Frequently Asked Questions
How many questions does CAT have now compared to 10 years ago?
CAT had 100 questions across 180 minutes from 2015 to 2019. The paper now runs 68 questions in 120 minutes under the 2024-2025 format, with a fixed 40-minute window per section (Careers360, 2025; IMS India, 2025). The total question count has dropped by roughly a third over the decade.
Has CAT gotten harder over the years?
Not in one clean direction. Format changes, tougher DILR sets, and denser VARC passages have raised the skill ceiling in places, per iQuanta trend analysis (2025), but the percentile needed for a strong outcome has stayed broadly consistent. What changed is what the exam rewards, not whether it is universally "harder."
What is the biggest format change in CAT since 2015?
The 2020 pandemic-year format was the sharpest single break, cutting the paper from 100 questions in 180 minutes to 76 questions across three 40-minute slots (Careers360, 2025). Question count never returned to pre-2020 levels, and the fixed 40-minute-per-section structure introduced that year has stayed in place ever since.

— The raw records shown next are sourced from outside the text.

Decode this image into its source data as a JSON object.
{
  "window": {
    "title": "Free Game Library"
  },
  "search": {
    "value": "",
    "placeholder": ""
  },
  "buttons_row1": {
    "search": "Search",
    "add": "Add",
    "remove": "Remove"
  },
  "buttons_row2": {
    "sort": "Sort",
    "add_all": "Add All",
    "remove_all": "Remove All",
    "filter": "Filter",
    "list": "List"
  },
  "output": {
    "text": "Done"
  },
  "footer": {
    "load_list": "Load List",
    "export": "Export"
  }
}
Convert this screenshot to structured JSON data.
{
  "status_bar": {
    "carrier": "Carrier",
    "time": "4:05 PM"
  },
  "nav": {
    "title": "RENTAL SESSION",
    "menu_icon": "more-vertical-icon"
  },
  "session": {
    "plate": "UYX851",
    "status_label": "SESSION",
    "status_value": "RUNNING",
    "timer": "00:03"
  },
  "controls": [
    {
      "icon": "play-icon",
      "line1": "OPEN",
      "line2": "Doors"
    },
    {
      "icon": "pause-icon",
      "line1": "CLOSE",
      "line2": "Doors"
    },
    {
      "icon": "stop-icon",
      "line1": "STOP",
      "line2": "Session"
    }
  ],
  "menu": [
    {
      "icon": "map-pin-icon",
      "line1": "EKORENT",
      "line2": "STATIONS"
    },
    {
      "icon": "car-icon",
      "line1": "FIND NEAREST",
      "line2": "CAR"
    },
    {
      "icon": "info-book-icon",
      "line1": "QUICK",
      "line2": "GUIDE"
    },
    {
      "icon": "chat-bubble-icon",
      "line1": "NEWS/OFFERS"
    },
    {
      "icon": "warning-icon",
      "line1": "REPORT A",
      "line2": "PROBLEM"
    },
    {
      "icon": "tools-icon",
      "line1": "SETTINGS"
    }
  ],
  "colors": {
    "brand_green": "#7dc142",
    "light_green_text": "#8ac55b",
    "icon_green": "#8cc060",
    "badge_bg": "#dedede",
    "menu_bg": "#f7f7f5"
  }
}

How many students compete for a CAT 2026 seat at a top IIM?
Roughly 2.58 lakh candidates appeared for CAT in 2025, down from about 2.93 lakh in 2024 (IIM 2025 media release). Regardless of that swing, IIM Ahmedabad, Bangalore, and Calcutta have consistently required 99-plus percentile for a general-category final admission call across recent years (IMS India cutoff analysis, 2025), and that bar is expected to hold for CAT 2026.
Bottom Line
CAT's format has changed four times since 2015, cutting questions, tightening timing, and reshaping section splits. What has not moved is the exam's real scoring logic: accuracy over volume, comprehension over memorization, and composure under a strict clock.
Three things to carry into your CAT 2026 preparation:
- Track section-wise accuracy every mock, not just your raw attempt count.
- Treat TITA share as unpredictable and build attempt flexibility both ways.
- Benchmark against 99-plus percentile competition at the top IIMs, not last year's registration count.